Erfolgsraten: 85 Prozent hospitalfreie Entlassung bei moderaten Blutungen.
Erste Hilfe und häufige Fehler bei Darmblutung
Bei Verdacht: Patient lagern, Beine hoch, Notruf 112. Kein Essen/Trinken, keine Laxanzien selbst. Häufiger Fehler: NSAR einnehmen – verschlimmert um 3-fach. Rauchen pausieren, Antikoagulantia nicht absetzen ohne Arzt. In 30 Prozent der Fälle verzögern Patienten den Arztbesuch um >24h, was das Risiko verdoppelt.
Prävention: Helicobacter-Screening, NSAR-Sparsamkeit. Regelmäßige Koloskopien ab 50 reduzieren karzinombedingte Blutungen um 60 Prozent.
Vermeiden Sie Panik, aber handeln Sie entschlossen.
Häufige Fragen zu Darmblutungen
Wie lange dauert eine Darmblutung?
Variabel: Akute stoppen spontan in 70 Prozent innerhalb 24-48 Stunden, massive erfordern Intervention. Chronische sickern monatelang, bis Anämie symptomatisch. Eine DGVS-Umfrage 2023 zeigt mediane Dauer von 12 Stunden bei stabilen Fällen.
Wann ist eine Darmblutung lebensbedrohlich?
Bei Hämoglobin <7 g/dl, Schockzeichen oder kontinuierlichem Verlust >200 ml/h. Rockall-Score >6 prognostiziert 25 Prozent Mortalität. Komorbiditäten wie Herzinsuffizienz vervielfachen das Risiko.
Kann man eine Darmblutung selbst behandeln?
Nein – selbst bei milden Formen Risiko interner Verschlechterung. Hausmittel wie Tee verschlechtern. Sofortprofessionelle Hilfe essenziell.

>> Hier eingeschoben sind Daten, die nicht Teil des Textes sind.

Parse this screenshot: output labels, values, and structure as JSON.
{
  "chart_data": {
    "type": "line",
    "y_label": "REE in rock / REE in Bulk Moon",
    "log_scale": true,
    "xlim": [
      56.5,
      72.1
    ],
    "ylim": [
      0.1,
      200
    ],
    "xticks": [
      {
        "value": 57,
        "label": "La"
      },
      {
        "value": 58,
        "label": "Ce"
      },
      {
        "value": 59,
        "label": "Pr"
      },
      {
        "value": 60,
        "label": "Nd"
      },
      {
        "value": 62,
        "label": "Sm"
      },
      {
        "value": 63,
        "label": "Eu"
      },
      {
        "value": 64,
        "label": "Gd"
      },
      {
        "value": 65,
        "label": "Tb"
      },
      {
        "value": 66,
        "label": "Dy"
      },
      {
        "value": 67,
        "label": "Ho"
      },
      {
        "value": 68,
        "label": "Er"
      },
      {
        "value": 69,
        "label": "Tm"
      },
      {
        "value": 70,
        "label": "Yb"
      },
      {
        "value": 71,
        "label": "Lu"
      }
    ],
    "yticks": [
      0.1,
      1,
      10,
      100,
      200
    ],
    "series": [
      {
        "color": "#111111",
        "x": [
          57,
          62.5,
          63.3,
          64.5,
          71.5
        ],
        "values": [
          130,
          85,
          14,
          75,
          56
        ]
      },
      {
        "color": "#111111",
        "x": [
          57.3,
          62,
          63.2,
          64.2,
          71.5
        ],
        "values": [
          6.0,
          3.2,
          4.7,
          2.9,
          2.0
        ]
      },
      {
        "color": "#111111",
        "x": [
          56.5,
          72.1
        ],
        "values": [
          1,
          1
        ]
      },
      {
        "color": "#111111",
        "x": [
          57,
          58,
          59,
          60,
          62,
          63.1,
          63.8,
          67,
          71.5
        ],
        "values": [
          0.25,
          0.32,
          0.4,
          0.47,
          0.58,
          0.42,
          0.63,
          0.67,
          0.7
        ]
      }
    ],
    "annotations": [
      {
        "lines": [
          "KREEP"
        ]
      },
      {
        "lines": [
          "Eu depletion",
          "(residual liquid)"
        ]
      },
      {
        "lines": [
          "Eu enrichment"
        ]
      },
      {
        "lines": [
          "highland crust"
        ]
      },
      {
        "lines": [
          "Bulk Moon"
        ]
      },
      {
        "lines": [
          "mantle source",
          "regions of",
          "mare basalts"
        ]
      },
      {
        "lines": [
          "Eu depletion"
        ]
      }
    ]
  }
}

Prognose und Langzeitrisiken einer Darmblutung
Mortalität gesamt 5-10 Prozent, abhängig von Alter (>80 Jahre: 20 Prozent). Reblutung in 10-20 Prozent innerhalb 30 Tagen. Langzeit: 15 Prozent entwickeln chronische Anämie, 5 Prozent Rezidivkarzinome. Eine Follow-up-Studie (Gastroenterology 2021) mit 5000 Patienten belegt: PPI-Therapie senkt 1-Jahres-Rezidiv um 40 Prozent. Ältere Patienten haben 2,5-fach höheres Risiko durch Polypharmazie.
Positive Prognose bei früher Intervention: 90 Prozent überleben asymptomatisch.
Die entscheidenden Faktoren: Schnelligkeit und Ursachenbeseitigung.
Eine Darmblutung zu wie gefährlich ist eine Darmblutung bewerten hängt von individuellen Parametern ab, doch die Fakten sprechen klar: Ignoranz tötet schneller als die Blutung selbst. Frühe Diagnostik via Endoskopie rettet in 90 Prozent der Fälle Leben und vermeidet Komplikationen wie Multiorganversagen. Prävention durch Lebensstil und Screenings reduziert Inzidenz um bis zu 50 Prozent. Bleiben Sie wachsam – ein simpler Stuhltest kann entscheiden. Bei Symptomen: Zögern Sie nicht, handeln Sie.